Click Generate to start the code generation process.
4

Save configuration if prompted

If you have unsaved changes, you will be prompted to save the .cfsconfig file before generation proceeds.
5

Review generated files

The generated files are saved to your project or workspace according to the selected plugin’s configuration. Check the File Explorer — the new files appear automatically and are ready to build.
The generated code files are added to your project automatically and are detected and built without requiring any additional configuration changes to your build system. The start-up code handles invoking the generated initialization functions.

Generate code from the CLI

The cfsutil generate command lets you trigger code generation from the command line — useful for CI pipelines, scripted builds, and headless environments.
cfsutil generate -i <path-to-.cfsconfig> -o <output-directory>

Command flags

FlagDescription
-i, --input(Required) Path to the .cfsconfig file.
-o, --outputOutput directory for generated code. Defaults to . (current directory).
-s, --search-pathAdditional search path for plugins and data models. Can be specified multiple times.
-v, --verboseDisplay full paths for all generated files.

Examples

Generate code using a config file and write output to a specific directory:
cfsutil generate -i ./myProject/.cfsconfig -o ./myProject/src/generated
Generate with verbose output to see every file path written to disk:
cfsutil generate -i ./myProject/.cfsconfig -o ./myProject/src/generated --verbose
Use an additional plugin search path for custom code generation plugins:
cfsutil generate -i ./myProject/.cfsconfig -o ./output -s /path/to/custom/plugins

How plugins define code generation

Code generation is not built into the CFS core — it is entirely defined by the code generation plugin selected for each core in the workspace.
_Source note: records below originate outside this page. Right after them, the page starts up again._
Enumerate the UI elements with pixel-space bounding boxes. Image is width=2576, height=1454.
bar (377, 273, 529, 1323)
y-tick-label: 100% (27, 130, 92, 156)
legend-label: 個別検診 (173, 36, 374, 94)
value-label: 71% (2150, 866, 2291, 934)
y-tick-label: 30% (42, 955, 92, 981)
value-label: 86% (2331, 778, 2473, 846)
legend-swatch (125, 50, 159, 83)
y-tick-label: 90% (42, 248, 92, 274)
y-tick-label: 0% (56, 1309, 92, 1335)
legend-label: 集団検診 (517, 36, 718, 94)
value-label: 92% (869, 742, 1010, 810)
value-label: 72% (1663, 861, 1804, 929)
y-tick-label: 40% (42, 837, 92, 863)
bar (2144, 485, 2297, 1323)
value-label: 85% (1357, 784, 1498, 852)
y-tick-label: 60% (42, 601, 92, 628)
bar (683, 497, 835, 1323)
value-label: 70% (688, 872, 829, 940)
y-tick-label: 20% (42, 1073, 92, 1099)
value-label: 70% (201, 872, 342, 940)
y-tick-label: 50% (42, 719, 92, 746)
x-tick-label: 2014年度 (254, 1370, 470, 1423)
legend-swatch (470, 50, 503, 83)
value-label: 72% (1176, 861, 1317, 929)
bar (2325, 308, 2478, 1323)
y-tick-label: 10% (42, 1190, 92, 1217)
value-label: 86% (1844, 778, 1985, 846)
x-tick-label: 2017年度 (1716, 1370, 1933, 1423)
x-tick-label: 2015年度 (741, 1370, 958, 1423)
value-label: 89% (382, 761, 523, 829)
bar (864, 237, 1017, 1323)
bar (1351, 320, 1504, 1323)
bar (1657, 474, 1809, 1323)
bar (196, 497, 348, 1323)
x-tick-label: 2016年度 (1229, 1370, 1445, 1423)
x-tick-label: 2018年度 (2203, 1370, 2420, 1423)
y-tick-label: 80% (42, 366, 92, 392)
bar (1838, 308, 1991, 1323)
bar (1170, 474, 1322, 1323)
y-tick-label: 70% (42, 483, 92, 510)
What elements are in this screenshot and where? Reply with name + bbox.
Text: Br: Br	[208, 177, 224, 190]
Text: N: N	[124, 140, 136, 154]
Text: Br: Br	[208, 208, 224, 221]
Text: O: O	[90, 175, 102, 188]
The plugin’s codegen section specifies the templates and logic used to produce source files from the System Planner configuration. When CFS generates code, it:
  1. Reads the current .cfsconfig file for pin, clock, peripheral, and memory settings.
  2. Selects the appropriate code generation plugin for each core.
  3. Passes the configuration data to the plugin’s generate-code hook.
  4. The hook returns a map of filenames to arrays of generated lines, which CFS writes to disk.
This architecture means that adding a new firmware platform (such as a custom RTOS or HAL) only requires building a new plugin — the rest of the CFS toolchain remains unchanged.

Regenerating after configuration changes

Whenever you modify your system configuration in the System Planner — adding a peripheral, reassigning a pin, adjusting a clock divider, or resizing a memory partition — you should regenerate code to keep the generated files in sync with the configuration.
Make configuration changes in the System Planner first, then regenerate. This keeps the .cfsconfig file as the single source of truth and avoids manual synchronization between configuration and code.

What is safe to edit manually

The following areas of your project are not touched by code generation and are safe to modify at any time:
  • Your application source code (any file you created that is not a generated file).
  • CMakeLists.txt additions and overlay files you maintain independently.
  • Zephyr prj.conf KConfig fragments that are not generated from the plugin.
  • Any directory or file that the selected plugin does not define as an output target.

Troubleshooting

Open the System Planner and check the Workspace Projects table for error indicators. Common causes include unresolved pin conflicts, out-of-range clock frequencies, and overlapping memory partitions. Resolve all errors shown in red before attempting to generate again.
Generated files are added to the project according to the plugin’s output path configuration. If files are not being compiled, verify that the output directory specified in the Generate Code tab matches the source path expected by your build system. For Zephyr projects, ensure the devicetree overlay path is included in your board configuration.
The CLI requires access to the same plugins used by the IDE. Use the -s flag to specify additional plugin search paths, or ensure the plugins are installed in the default CFS plugin directories. Run cfsutil cfsplugins list to see which plugins are currently visible to the CLI.